The first session I ever took as an instructor was not a private. It was a corporate community class — a large group, mat work, assigned to me immediately after completing my training. I don't remember the exact count but the room was full. I was nervous in a way I have not been since. By the time it ended I knew two things: that I could do this, and that I wanted to do it differently.
For the first six months after that I taught mainly privates. The clients varied — some healthy, some working around injuries, some trying to correct imbalances, some simply wanting to move better. The work was one body, one session, full attention. I understood what I was being asked to do and I could do it properly.
Then the studio introduced group classes and I began teaching those too. The maximum in any group was four people. Four is not many. But even four distributed the attention in a way that changed the work fundamentally. What served one body well did not serve another equally. Every decision became a compromise — a balancing act to ensure everyone received a fair level of work rather than the right level of work. The teaching was enjoyable. It did not give me the same satisfaction as a private.
I continued that way until 2021. By then the comparison had become impossible to ignore. Private instruction was where the work was actually happening. Group teaching was something else — useful, perhaps necessary for some people, but not the thing I was trying to do. In 2021 I made the decision: private only, one client at a time, the full apparatus system rather than a single machine. Not a reformer studio. The complete ecosystem Joseph Pilates designed, one piece of each.
That decision has not changed and will not.
What has changed is how I teach within it.
When I started, I had a framework from my training — a choreography, a fixed sequence, a plan for each session. I ran the body through it. The cues were accurate, the exercises were correct, the work was delivered as I had been taught to deliver it. That was as it should be at the beginning.
Over time the choreography became less fixed. I started adapting the same exercises more precisely to the body in front of me — same programme, more refined cues. The script loosened but it was still there.

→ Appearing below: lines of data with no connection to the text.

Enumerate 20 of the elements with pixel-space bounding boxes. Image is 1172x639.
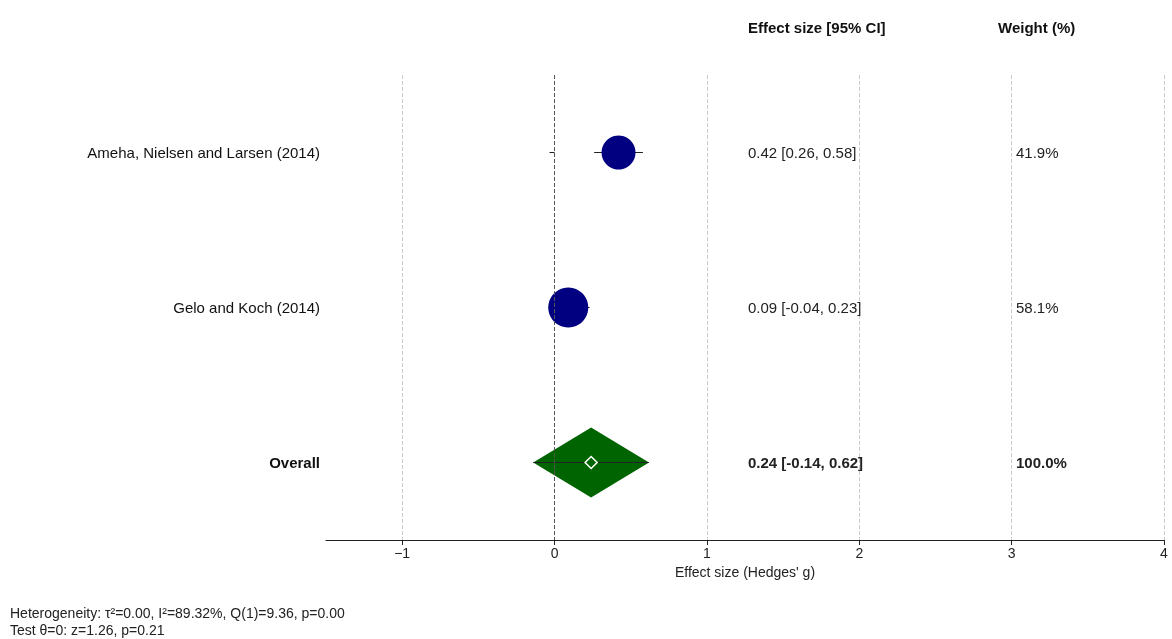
x-tick-label: 1 (703, 545, 712, 561)
annotation: 0.42 [0.26, 0.58] (748, 144, 857, 161)
annotation: 0.09 [-0.04, 0.23] (748, 299, 862, 316)
y-tick-label: Ameha, Nielsen and Larsen (2014) (87, 144, 320, 161)
x-axis-title: Effect size (Hedges' g) (674, 563, 816, 580)
x-tick-label: −1 (394, 545, 411, 561)
x-tick-label: 3 (1007, 545, 1016, 561)
x-tick-label: 4 (1160, 545, 1169, 561)
annotation: 58.1% (1016, 299, 1059, 316)
text: Heterogeneity: τ²=0.00, I²=89.32%, Q(1)=9.36, p=0.00 (10, 605, 345, 621)
x-tick-label: 0 (550, 545, 559, 561)
text: Effect size [95% CI] (748, 18, 886, 36)
x-tick-label: 2 (855, 545, 864, 561)
text: Test θ=0: z=1.26, p=0.21 (10, 622, 165, 638)
annotation: 0.24 [-0.14, 0.62] (748, 454, 864, 471)
text: Weight (%) (998, 18, 1076, 36)
y-tick-label: Overall (269, 454, 320, 471)
annotation: 100.0% (1016, 454, 1067, 471)
annotation: 41.9% (1016, 144, 1059, 161)
y-tick-label: Gelo and Koch (2014) (173, 299, 320, 316)
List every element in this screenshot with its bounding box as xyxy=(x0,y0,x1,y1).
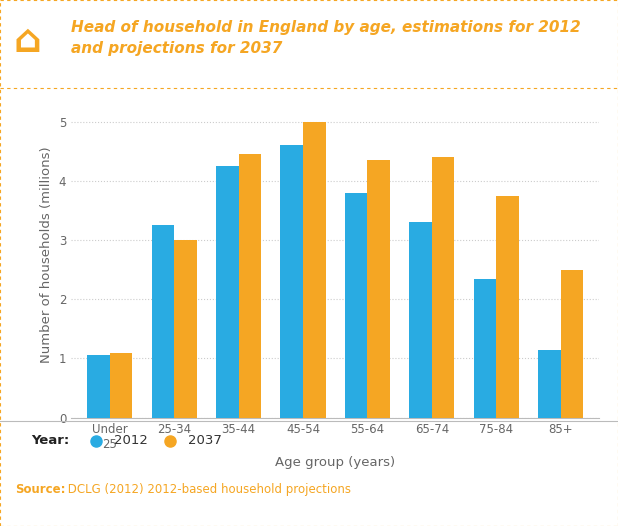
Bar xyxy=(87,356,110,418)
Text: 2037: 2037 xyxy=(188,434,222,447)
Text: Source:: Source: xyxy=(15,483,66,496)
Text: ⌂: ⌂ xyxy=(14,23,42,60)
Bar xyxy=(281,145,303,418)
Text: Head of household in England by age, estimations for 2012
and projections for 20: Head of household in England by age, est… xyxy=(71,20,581,56)
X-axis label: Age group (years): Age group (years) xyxy=(275,456,396,469)
Bar xyxy=(151,225,174,418)
Bar xyxy=(474,279,496,418)
Bar xyxy=(303,122,326,418)
Bar xyxy=(496,196,519,418)
Bar xyxy=(409,222,432,418)
Bar xyxy=(110,352,132,418)
Bar xyxy=(174,240,197,418)
Text: DCLG (2012) 2012-based household projections: DCLG (2012) 2012-based household project… xyxy=(64,483,351,496)
Y-axis label: Number of households (millions): Number of households (millions) xyxy=(40,147,53,363)
Bar xyxy=(345,193,368,418)
Bar xyxy=(368,160,390,418)
Text: Year:: Year: xyxy=(31,434,69,447)
Bar xyxy=(432,157,454,418)
Bar xyxy=(561,270,583,418)
Text: 2012: 2012 xyxy=(114,434,148,447)
Bar xyxy=(538,350,561,418)
Bar xyxy=(216,166,239,418)
Bar xyxy=(239,154,261,418)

Then the script disappeared.
At some point I stopped arriving at sessions with a plan. Not because I became careless — because I became more capable. I had absorbed the system thoroughly enough that I could read what a body needed on a particular day and select from the full apparatus accordingly. The question stopped being which exercises am I going to teach today and became what does this body need right now, and which part of the system addresses that most directly. The entire apparatus ecosystem became a vocabulary I could draw from rather than a menu I moved through in order.
That shift is what seven years of teaching produced. Not a philosophy. A capacity.
I am more self-assured now than I was in 2018 — not because teaching has become easier but because I no longer need the script to feel confident. The method is what it is. Joseph Pilates' work is not negotiable and I have no interest in negotiating it. But how I bring it to a specific body on a specific day — that is mine, developed through repetition and attention over years. My teaching is recognisably my teaching. That did not come from training. It came from the work itself, session after session, until it settled into something I can trust.
I am not trying to scale this. I am not trying to compete. I teach a small number of people privately, on equipment that covers the full system, for as long as the working relationship serves them. That is what I decided in 2021 and it is what I will continue doing.
Seven years in, that is enough. It is more than enough.